MICHAEL DRAKE There was, of course, festival competition but even so it was disappointing that essentially popular works could only attract a relatively small audience to St Andrew's Hall.

MICHAEL DRAKE

There was, of course, festival competition but even so it was disappointing that essentially popular works could only attract a relatively small audience to St Andrew's Hall.

Perhaps that rather low-key support affected the orchestra leader (Frances Allright) after the opening pair of Stravinsky Suites for Chamber Orchestra, in which the woodwind in particular enjoyed themselves in the largely humorous pieces.

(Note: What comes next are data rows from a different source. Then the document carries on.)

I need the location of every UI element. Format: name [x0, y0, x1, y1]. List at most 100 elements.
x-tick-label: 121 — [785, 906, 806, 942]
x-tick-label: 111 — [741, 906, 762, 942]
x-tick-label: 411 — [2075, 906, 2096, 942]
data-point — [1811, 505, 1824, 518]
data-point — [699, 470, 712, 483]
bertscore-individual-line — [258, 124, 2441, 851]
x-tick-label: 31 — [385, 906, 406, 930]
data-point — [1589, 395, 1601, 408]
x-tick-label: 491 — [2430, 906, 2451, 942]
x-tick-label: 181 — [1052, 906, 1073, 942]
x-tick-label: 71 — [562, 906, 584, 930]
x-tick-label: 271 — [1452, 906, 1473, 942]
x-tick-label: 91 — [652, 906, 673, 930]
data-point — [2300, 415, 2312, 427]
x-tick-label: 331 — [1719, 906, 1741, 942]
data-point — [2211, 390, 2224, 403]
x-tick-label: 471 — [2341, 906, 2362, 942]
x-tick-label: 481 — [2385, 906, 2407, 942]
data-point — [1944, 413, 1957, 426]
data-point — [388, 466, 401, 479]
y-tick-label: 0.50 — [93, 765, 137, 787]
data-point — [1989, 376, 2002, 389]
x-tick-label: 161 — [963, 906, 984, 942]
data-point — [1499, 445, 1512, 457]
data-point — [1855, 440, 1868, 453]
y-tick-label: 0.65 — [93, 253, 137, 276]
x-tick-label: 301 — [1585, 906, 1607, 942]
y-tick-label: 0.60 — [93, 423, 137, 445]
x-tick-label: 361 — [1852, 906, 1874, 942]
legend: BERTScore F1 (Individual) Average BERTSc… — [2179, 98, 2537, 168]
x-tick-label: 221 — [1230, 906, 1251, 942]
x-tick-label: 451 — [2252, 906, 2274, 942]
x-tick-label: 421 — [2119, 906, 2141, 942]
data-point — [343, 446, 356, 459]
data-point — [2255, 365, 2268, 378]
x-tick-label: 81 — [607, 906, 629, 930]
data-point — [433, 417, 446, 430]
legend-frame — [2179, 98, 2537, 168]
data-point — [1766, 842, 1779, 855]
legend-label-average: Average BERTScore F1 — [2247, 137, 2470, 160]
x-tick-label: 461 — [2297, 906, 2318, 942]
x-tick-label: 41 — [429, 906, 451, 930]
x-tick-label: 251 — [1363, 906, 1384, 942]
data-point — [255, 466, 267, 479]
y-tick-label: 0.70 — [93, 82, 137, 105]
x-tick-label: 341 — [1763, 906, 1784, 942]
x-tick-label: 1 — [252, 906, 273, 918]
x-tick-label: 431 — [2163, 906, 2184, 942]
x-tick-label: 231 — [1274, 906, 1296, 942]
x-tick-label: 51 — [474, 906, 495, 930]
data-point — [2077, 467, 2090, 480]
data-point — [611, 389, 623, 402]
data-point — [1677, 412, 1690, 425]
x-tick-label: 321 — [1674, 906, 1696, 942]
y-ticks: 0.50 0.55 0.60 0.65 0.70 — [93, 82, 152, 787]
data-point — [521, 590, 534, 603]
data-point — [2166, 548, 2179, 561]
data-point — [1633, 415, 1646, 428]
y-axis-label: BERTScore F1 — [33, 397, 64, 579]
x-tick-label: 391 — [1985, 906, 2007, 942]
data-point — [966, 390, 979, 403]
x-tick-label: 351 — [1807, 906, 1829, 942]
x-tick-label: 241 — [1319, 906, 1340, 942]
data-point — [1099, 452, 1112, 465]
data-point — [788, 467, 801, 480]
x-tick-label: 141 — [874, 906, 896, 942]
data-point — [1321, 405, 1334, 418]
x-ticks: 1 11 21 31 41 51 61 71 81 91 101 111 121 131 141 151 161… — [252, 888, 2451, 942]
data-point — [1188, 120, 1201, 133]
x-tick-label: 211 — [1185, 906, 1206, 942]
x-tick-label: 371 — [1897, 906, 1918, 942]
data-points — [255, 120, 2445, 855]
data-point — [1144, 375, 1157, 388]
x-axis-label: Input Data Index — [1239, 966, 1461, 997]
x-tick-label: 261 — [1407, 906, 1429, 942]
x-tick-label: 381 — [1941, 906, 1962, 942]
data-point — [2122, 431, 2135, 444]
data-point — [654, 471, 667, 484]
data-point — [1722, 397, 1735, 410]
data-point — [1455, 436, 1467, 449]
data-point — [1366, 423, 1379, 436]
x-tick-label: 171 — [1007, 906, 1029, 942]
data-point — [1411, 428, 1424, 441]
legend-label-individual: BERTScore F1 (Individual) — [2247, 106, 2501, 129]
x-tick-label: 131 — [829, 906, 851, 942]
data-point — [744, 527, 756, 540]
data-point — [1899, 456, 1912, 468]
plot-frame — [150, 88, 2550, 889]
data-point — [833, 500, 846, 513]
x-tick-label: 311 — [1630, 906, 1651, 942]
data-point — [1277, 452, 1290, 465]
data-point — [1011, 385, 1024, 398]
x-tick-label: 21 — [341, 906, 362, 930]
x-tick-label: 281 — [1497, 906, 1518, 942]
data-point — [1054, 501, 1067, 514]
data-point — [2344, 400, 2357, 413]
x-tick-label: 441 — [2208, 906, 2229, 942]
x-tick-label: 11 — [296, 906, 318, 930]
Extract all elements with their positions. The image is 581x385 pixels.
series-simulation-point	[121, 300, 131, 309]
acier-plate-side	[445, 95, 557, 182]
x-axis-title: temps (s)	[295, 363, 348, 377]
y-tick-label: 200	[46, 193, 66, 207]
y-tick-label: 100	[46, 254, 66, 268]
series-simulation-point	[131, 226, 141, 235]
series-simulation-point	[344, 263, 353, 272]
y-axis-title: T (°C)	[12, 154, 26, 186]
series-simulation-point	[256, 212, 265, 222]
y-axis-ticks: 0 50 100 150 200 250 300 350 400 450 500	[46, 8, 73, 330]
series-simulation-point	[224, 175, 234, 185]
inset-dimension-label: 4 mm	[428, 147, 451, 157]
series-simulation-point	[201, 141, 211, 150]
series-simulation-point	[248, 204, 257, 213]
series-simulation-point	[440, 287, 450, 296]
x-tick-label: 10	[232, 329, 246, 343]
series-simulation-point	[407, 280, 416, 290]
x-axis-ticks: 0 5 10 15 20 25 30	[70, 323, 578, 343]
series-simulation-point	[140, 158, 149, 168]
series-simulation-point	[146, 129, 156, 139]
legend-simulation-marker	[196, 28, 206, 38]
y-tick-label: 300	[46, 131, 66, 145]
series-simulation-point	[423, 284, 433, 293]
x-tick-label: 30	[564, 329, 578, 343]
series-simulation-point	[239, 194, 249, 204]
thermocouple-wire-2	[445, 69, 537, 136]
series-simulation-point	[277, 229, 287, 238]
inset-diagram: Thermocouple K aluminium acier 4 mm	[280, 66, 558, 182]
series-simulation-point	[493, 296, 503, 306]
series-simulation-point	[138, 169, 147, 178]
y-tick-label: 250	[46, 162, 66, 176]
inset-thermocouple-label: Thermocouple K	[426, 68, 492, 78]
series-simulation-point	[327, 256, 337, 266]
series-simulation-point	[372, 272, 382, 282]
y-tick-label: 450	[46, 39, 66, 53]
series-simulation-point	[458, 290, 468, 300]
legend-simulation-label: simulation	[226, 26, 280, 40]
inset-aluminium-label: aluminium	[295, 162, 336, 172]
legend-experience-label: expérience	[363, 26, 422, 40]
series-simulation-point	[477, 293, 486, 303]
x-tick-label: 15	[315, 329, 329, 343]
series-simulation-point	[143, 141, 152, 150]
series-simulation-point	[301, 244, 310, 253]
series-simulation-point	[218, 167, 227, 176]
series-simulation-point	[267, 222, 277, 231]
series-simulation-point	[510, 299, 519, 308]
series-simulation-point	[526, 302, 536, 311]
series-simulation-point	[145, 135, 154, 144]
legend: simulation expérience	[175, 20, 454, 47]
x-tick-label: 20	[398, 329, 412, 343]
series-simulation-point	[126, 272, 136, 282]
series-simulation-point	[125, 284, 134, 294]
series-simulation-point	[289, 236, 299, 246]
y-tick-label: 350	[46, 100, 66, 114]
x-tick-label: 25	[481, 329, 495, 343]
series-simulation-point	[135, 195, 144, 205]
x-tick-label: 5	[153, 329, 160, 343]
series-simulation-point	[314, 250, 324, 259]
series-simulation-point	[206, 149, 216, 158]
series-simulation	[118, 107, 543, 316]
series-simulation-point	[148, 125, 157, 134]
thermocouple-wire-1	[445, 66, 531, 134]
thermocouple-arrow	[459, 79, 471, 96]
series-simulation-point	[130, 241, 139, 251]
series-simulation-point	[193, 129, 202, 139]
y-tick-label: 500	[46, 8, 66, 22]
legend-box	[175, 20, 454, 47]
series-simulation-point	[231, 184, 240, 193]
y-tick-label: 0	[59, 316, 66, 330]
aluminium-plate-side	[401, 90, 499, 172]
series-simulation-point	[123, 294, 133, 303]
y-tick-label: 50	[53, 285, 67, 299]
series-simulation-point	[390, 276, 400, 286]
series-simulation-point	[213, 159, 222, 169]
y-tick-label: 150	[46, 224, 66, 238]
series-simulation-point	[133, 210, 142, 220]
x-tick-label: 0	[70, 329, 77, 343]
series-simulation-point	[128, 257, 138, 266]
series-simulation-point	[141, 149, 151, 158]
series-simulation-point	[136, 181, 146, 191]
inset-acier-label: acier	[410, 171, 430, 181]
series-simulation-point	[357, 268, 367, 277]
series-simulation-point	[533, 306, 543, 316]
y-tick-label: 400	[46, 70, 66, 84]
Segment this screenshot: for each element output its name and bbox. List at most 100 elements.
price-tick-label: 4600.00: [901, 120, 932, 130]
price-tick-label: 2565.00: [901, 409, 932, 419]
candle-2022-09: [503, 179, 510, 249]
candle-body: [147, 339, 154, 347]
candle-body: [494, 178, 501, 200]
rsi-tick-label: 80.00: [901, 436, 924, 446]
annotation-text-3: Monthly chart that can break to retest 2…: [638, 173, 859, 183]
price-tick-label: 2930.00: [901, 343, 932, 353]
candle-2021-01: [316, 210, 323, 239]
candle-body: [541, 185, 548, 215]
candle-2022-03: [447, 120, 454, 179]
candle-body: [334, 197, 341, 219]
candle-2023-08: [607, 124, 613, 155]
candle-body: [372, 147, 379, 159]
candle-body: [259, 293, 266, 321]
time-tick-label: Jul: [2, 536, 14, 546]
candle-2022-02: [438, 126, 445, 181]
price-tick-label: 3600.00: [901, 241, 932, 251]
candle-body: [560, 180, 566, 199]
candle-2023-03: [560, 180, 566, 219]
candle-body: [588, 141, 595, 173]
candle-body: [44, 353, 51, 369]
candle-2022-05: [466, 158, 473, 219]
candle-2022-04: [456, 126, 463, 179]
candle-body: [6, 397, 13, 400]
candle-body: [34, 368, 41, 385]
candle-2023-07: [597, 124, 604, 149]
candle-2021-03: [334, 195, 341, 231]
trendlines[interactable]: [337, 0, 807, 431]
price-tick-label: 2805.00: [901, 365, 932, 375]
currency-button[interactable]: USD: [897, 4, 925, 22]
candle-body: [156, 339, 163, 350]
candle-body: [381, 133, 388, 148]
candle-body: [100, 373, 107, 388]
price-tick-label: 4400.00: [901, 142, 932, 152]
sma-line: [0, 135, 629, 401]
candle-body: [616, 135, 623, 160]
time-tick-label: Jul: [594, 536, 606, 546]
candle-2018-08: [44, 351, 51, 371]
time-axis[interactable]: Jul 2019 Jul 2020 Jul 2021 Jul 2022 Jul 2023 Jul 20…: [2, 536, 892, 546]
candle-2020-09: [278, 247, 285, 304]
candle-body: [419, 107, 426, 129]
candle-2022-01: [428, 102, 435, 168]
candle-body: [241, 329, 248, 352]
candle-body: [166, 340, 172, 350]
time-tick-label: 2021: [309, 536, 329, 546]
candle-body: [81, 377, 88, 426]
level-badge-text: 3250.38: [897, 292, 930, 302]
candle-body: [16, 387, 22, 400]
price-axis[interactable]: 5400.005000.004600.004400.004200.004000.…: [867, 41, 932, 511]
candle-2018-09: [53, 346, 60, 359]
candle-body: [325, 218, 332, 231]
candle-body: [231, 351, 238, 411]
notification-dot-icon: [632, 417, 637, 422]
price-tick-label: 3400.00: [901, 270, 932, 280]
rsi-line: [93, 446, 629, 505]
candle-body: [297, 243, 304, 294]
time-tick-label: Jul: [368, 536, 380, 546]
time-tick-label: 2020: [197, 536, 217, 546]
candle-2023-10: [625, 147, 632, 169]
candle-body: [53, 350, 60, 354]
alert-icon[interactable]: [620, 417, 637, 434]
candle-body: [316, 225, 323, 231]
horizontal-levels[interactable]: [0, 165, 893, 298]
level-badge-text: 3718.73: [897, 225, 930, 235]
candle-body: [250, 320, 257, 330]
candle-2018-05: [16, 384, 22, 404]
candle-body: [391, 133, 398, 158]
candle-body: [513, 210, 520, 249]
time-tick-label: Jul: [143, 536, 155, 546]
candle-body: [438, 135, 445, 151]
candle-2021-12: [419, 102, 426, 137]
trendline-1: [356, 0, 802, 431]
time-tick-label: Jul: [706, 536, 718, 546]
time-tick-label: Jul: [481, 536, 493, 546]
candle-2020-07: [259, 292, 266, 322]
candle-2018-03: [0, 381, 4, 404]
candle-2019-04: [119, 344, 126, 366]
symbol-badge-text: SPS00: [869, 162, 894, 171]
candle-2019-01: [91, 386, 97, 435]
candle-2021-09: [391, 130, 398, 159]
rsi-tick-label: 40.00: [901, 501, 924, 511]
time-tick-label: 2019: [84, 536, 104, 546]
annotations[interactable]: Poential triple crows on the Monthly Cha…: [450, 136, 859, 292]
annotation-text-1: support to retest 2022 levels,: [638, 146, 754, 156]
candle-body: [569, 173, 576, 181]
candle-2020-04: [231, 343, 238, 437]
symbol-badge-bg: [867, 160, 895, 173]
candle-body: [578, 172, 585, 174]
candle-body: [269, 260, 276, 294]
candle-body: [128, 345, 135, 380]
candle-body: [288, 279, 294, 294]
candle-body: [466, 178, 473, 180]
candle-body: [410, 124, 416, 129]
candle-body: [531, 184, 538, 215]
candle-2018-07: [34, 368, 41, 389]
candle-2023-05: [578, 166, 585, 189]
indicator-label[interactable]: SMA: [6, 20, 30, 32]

Mozart's Clarinet Concerto in A is a work which never seems to tire and Gorleston-born soloist Robert Plane immediately began to explore the range and dynamics of its inherent brightness in the opening Allegro. Conducted by John Traill, the orchestra – in particular the brass – was not as clear or sharp as it might have been here or in a free-flowing finale which framed a slow movement in which the soloist practically wrung from it a sighing melancholy.

Traill then elected for a pacey first movement to Beethoven's Pastoral Symphony No.6 and almost immediately the orchestra complied, girded up their musical loins and awakened feelings in accord with the movement's title.

Inhibitions then were largely cast aside in time for the fourth movement and a sole awakening Thunderstorm before a more happy feeling for the finale.

Not vintage but, in the end, a stirring performance.